Don’t think God needs you in the ministry. The truth is you need Him more than He needs you. His work can continue without your help. So be thankful to God if He is using you in the building up of His church. To be a minister is a great privilege from the Lord. Think about this: you are serving the Maker of heaven and earth.
With God’s help, in 2001 I graduated from The Center for Biblical Studies Institute and Seminary in the Philippines. That same year I received a call to pastor the congregation, where I previously did my internship. The year 2021 therefore marks my 20th year in the ministry. Throughout my life as a pastor, I have collected reflections that I would like to share with my fellow ministers and with those who desire to be pastors someday. Here are twenty of those reflections:
1. Pastoring is a calling from God. Having a degree from a seminary is not a guarantee that you have this ministerial calling. Some graduate from the seminary but are not in the ministry, or do not stay long in the ministry, because they do not have the pastoral calling.
2. The God who has called you to the ministry will also provide for you. He will prepare you for the ministry. He will give you a congregation to serve and will sustain you throughout your life in the ministry.
3. Don’t accept a call to pastor a congregation unless you are really convinced the Lord is calling you to serve that church. Why? Because when problems arise from that church, your strong conviction of God’s calling will encourage you to continue serving your congregation amid difficulties. You can say, “Lord, You have called me to serve You in this church and I know You will sustain me.”
4. God resists the proud in the ministry. Thus, expect God to humble you. Sometimes He humbles His servants through infirmity. All accomplished pastors I know have a form of affliction that keeps them humble before God. At the end of the day, God will use the ministry to sanctify you. God’s main goal in your life is to conform you to the image of His Son Jesus Christ.
5. Your wife can be a great help to you in the ministry. If you are a pastor and not yet married and desire to get married, look prayerfully for a godly woman who will serve with you, not hinder you. If you were already married when you became a minister, help your wife understand the nature of the ministry and thank God for giving you a help mate.

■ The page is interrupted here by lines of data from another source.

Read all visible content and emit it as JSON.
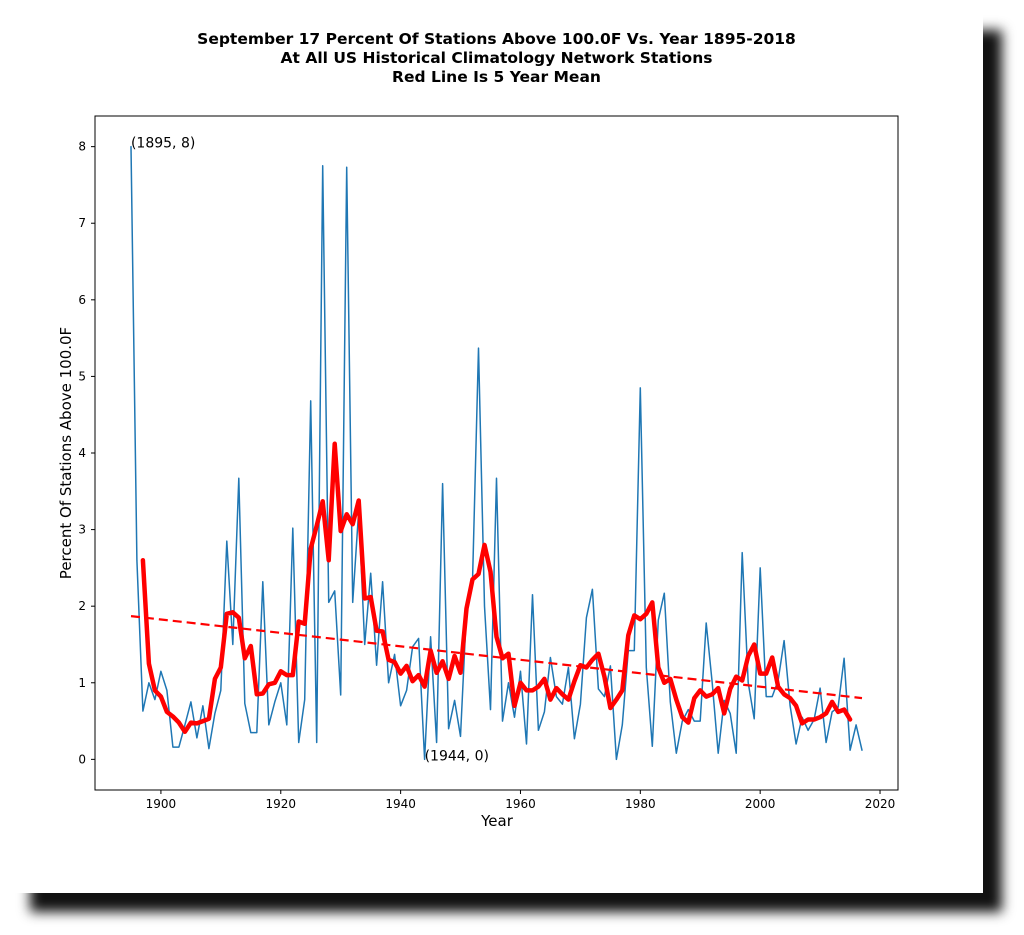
{
  "chart_data": {
    "type": "line",
    "title": [
      "September 17 Percent Of Stations Above 100.0F Vs. Year 1895-2018",
      "At All US Historical Climatology Network Stations",
      "Red Line Is 5 Year Mean"
    ],
    "xlabel": "Year",
    "ylabel": "Percent Of Stations Above 100.0F",
    "xlim": [
      1889,
      2023
    ],
    "ylim": [
      -0.4,
      8.4
    ],
    "xticks": [
      1900,
      1920,
      1940,
      1960,
      1980,
      2000,
      2020
    ],
    "yticks": [
      0,
      1,
      2,
      3,
      4,
      5,
      6,
      7,
      8
    ],
    "grid": false,
    "legend": "none",
    "annotations": [
      {
        "text": "(1895, 8)",
        "x": 1895,
        "y": 8
      },
      {
        "text": "(1944, 0)",
        "x": 1944,
        "y": 0
      }
    ],
    "series": [
      {
        "name": "Percent above 100.0F",
        "color": "#1f77b4",
        "style": "solid",
        "x_start": 1895,
        "values": [
          8.0,
          2.6,
          0.63,
          1.0,
          0.78,
          1.15,
          0.9,
          0.16,
          0.16,
          0.45,
          0.75,
          0.28,
          0.7,
          0.14,
          0.6,
          0.9,
          2.85,
          1.5,
          3.67,
          0.73,
          0.35,
          0.35,
          2.32,
          0.45,
          0.75,
          1.0,
          0.45,
          3.02,
          0.22,
          0.78,
          4.68,
          0.22,
          7.75,
          2.05,
          2.2,
          0.84,
          7.73,
          2.05,
          3.25,
          1.5,
          2.43,
          1.23,
          2.32,
          1.0,
          1.37,
          0.7,
          0.9,
          1.47,
          1.58,
          0.0,
          1.6,
          0.22,
          3.6,
          0.4,
          0.77,
          0.3,
          1.95,
          2.32,
          5.37,
          2.0,
          0.65,
          3.67,
          0.5,
          1.0,
          0.55,
          1.15,
          0.2,
          2.15,
          0.38,
          0.62,
          1.33,
          0.82,
          0.72,
          1.2,
          0.27,
          0.72,
          1.85,
          2.22,
          0.92,
          0.82,
          1.22,
          0.0,
          0.45,
          1.42,
          1.42,
          4.85,
          1.2,
          0.17,
          1.82,
          2.17,
          0.75,
          0.08,
          0.5,
          0.65,
          0.5,
          0.5,
          1.78,
          1.0,
          0.08,
          0.77,
          0.6,
          0.08,
          2.7,
          1.0,
          0.53,
          2.5,
          0.82,
          0.82,
          1.03,
          1.55,
          0.7,
          0.2,
          0.55,
          0.38,
          0.52,
          0.93,
          0.22,
          0.62,
          0.68,
          1.32,
          0.12,
          0.45,
          0.12
        ]
      },
      {
        "name": "5 Year Mean",
        "color": "#ff0000",
        "style": "thick",
        "x_start": 1897,
        "values": [
          2.6,
          1.25,
          0.9,
          0.82,
          0.62,
          0.56,
          0.48,
          0.36,
          0.48,
          0.47,
          0.5,
          0.53,
          1.05,
          1.2,
          1.9,
          1.92,
          1.85,
          1.32,
          1.48,
          0.85,
          0.86,
          0.98,
          1.0,
          1.15,
          1.1,
          1.1,
          1.8,
          1.77,
          2.75,
          3.05,
          3.37,
          2.6,
          4.12,
          2.98,
          3.2,
          3.07,
          3.38,
          2.1,
          2.12,
          1.68,
          1.67,
          1.3,
          1.27,
          1.12,
          1.22,
          1.02,
          1.1,
          0.95,
          1.42,
          1.13,
          1.28,
          1.05,
          1.35,
          1.13,
          1.97,
          2.35,
          2.42,
          2.8,
          2.45,
          1.6,
          1.32,
          1.38,
          0.7,
          1.0,
          0.9,
          0.9,
          0.95,
          1.05,
          0.78,
          0.93,
          0.85,
          0.78,
          1.02,
          1.23,
          1.2,
          1.3,
          1.38,
          1.08,
          0.67,
          0.78,
          0.9,
          1.62,
          1.88,
          1.83,
          1.9,
          2.05,
          1.2,
          1.0,
          1.05,
          0.78,
          0.55,
          0.48,
          0.8,
          0.9,
          0.82,
          0.85,
          0.93,
          0.6,
          0.92,
          1.08,
          1.03,
          1.35,
          1.5,
          1.12,
          1.12,
          1.33,
          0.95,
          0.85,
          0.8,
          0.7,
          0.47,
          0.52,
          0.52,
          0.55,
          0.6,
          0.75,
          0.62,
          0.65,
          0.52
        ]
      },
      {
        "name": "Trend",
        "color": "#ff0000",
        "style": "dashed",
        "x": [
          1895,
          2017
        ],
        "values": [
          1.87,
          0.8
        ]
      }
    ]
  }
}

6. Your family is your priority over your ministry. As Paul indicates in 1 Timothy 3:4–5, “He must manage his own household well, with all dignity keeping his children submissive, for if someone does not know how to manage his own household, how will he care for God’s church?” If you neglect your family, your congregation will suffer eventually.
7. Despite your busy schedule in the ministry, don’t forget to spend quality time with your wife. Yes, you can see each other every day but still have a sense of missing each other. That’s because you do not really spend quality time with her. Take her out. Do things together you both enjoy. Encourage and compliment her. Pray with her. Love her, as Christ loves the church.
8. Equally important is to spend quality time with your children. Pray and play with them. Sadly, sometimes pastor’s children grow to resent the church and the ministry because their father simply was not there for them. I remember one pastor’s kid telling me how he would never want to become a pastor. I asked him why. He said, “When a member of our congregation needed my dad, he was there right away. But when I needed my dad, he barely had time to even listen to me.”
9. God has called you primarily to preach His Word and pray. Therefore, learn to delegate your other responsibilities to others, so that you can devote yourself to prayer and to the ministry of the word (Acts 6:2–4). Don’t think that you have to do everything. The truth is you can’t!